途端、気を失う直前の記憶が一気に思い出されてくる。
螢を路地裏におびき出し、気絶させて拐かしたのは……
(どうして……和正さんが?)
込み上げてきた恐怖に、心臓が嫌というほど高鳴っている。
なぜ、こんなことをするのか。
螢をどこへ連れていこうとしているのか。
それに、なぜ、彼は螢を花嫁だと言ったのか――?
尋ねたいことは山ほどあった。
けれど筆記具を持たない今、螢は彼に問うどころか、自分の意思を伝えることすらできない。

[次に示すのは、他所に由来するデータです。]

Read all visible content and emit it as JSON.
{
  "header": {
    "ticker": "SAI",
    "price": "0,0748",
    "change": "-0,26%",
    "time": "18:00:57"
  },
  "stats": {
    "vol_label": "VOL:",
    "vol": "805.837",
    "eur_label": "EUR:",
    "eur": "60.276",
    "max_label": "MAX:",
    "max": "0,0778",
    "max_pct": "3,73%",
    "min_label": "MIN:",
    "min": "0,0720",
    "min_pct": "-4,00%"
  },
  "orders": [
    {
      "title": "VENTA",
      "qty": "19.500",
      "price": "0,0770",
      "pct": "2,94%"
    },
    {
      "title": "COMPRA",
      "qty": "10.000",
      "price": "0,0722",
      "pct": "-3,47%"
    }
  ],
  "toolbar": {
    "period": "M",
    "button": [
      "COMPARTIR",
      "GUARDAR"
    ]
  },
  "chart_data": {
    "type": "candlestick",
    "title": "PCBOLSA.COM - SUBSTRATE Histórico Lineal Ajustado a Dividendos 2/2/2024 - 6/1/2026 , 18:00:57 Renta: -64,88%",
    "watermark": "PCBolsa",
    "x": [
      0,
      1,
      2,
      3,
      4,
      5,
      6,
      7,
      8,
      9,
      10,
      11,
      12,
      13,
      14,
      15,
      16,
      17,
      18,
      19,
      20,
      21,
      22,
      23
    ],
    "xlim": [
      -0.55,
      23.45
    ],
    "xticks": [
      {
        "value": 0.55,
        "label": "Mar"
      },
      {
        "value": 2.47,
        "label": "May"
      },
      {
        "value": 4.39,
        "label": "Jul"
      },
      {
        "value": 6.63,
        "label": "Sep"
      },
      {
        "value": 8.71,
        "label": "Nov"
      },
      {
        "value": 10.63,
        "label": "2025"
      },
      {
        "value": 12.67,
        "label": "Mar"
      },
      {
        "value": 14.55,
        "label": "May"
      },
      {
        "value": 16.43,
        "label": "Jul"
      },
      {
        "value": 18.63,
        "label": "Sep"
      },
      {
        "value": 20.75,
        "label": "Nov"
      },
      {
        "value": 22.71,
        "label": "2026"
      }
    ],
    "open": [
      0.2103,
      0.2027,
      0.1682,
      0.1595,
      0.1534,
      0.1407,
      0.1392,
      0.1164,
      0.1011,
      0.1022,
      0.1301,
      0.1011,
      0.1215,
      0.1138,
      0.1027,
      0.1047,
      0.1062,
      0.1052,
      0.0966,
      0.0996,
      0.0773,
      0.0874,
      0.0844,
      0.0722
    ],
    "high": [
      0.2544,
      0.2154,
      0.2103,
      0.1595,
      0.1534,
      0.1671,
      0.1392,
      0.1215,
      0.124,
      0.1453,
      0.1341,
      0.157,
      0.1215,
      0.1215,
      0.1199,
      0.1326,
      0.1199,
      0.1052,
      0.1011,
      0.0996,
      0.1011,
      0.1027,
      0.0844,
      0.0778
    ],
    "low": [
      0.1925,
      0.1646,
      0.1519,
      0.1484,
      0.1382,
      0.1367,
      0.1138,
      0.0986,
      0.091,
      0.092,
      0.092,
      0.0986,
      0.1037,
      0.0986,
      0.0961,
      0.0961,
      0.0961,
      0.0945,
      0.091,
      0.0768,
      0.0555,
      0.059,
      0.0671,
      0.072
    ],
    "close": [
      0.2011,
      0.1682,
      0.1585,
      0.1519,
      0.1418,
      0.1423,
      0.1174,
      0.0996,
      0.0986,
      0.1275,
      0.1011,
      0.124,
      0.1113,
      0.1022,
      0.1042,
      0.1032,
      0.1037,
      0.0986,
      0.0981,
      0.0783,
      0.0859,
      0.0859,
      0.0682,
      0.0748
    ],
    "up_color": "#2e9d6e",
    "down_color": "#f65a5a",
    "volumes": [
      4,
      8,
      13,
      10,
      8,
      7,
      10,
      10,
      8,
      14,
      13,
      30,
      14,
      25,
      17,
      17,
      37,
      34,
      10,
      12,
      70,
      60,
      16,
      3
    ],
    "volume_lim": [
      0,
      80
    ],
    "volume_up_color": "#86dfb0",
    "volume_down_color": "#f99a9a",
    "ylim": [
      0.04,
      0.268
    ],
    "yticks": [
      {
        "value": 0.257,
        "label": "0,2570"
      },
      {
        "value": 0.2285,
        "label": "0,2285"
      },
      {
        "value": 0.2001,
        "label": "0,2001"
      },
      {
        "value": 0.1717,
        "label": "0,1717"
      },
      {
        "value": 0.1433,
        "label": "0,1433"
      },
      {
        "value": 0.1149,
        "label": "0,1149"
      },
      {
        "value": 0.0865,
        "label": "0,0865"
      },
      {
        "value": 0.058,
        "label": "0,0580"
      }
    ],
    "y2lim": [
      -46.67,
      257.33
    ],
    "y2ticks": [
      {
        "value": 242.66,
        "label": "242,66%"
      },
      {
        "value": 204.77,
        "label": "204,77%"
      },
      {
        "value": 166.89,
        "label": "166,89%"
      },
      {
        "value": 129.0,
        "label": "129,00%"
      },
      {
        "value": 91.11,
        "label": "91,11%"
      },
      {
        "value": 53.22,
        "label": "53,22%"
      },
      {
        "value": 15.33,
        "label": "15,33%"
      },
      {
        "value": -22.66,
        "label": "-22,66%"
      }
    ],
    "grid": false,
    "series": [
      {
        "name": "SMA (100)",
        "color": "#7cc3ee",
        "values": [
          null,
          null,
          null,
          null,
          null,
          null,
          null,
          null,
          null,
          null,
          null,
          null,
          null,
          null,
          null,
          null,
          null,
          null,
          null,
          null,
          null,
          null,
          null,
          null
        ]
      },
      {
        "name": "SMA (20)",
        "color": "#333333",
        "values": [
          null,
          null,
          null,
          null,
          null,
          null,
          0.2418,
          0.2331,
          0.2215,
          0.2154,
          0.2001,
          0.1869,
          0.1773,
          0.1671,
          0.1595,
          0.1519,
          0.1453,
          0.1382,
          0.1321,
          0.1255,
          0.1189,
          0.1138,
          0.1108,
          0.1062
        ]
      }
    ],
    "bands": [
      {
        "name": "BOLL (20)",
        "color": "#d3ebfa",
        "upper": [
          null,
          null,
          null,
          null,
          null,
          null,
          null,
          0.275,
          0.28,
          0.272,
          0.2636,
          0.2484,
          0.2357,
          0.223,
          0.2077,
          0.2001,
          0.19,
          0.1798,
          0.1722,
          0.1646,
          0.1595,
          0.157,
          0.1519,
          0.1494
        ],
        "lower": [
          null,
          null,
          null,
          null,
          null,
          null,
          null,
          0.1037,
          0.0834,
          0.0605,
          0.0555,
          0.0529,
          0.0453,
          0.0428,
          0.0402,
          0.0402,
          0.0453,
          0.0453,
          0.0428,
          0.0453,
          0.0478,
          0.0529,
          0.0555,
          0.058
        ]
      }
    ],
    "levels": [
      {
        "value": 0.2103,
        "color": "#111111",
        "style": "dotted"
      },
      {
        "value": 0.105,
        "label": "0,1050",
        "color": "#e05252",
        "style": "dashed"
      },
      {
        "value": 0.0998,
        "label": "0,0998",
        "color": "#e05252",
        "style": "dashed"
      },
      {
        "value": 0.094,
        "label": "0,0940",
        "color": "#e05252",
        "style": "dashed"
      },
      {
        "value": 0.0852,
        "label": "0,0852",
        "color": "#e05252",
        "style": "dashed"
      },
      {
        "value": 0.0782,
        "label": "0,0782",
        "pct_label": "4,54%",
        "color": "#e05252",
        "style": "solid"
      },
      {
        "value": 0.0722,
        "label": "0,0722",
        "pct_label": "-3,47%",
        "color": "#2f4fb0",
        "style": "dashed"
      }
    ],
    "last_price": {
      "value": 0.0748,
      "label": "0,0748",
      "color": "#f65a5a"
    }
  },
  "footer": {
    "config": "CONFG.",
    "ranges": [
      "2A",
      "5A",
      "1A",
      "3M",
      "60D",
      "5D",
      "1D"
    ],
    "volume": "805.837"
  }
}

「きっときみは今、どうしてこんなひどいことをするの、って知りたいんだろうね。いつも僕はきみに優しかったのに……って」
螢の思考を読んでいるかのように、和正が言う。
彼はじりじりと螢に近づいてきた。
(……恐い)
和正が何を考えているのか、わからなかった。
螢の喉に和正の指先が触れた途端、ひやりと冷たい温度にぞっと怖気が立つ。
不気味に唇を笑み曲げて、彼は嗤った。
「ほんと馬鹿だよねえ。僕がお前みたいな、辛気くさくてろくに話もできないような欠陥品を本気で相手にするとでも思ったの? ――遺産だよ。たぶんお前は知らなかったんだろうけど、お前の父親はものすごい額の遺産を残したんだ。お前は実は、とんでもない金持ちの娘だったんだよ」
(遺産……!?)
耳を疑った。
そんな話は、聞いたことがない。
……けれど。
(なら、和正さんの目的は……)
和正が優しかったのは、螢に好感を持っていたからでも、案じていたからでもない。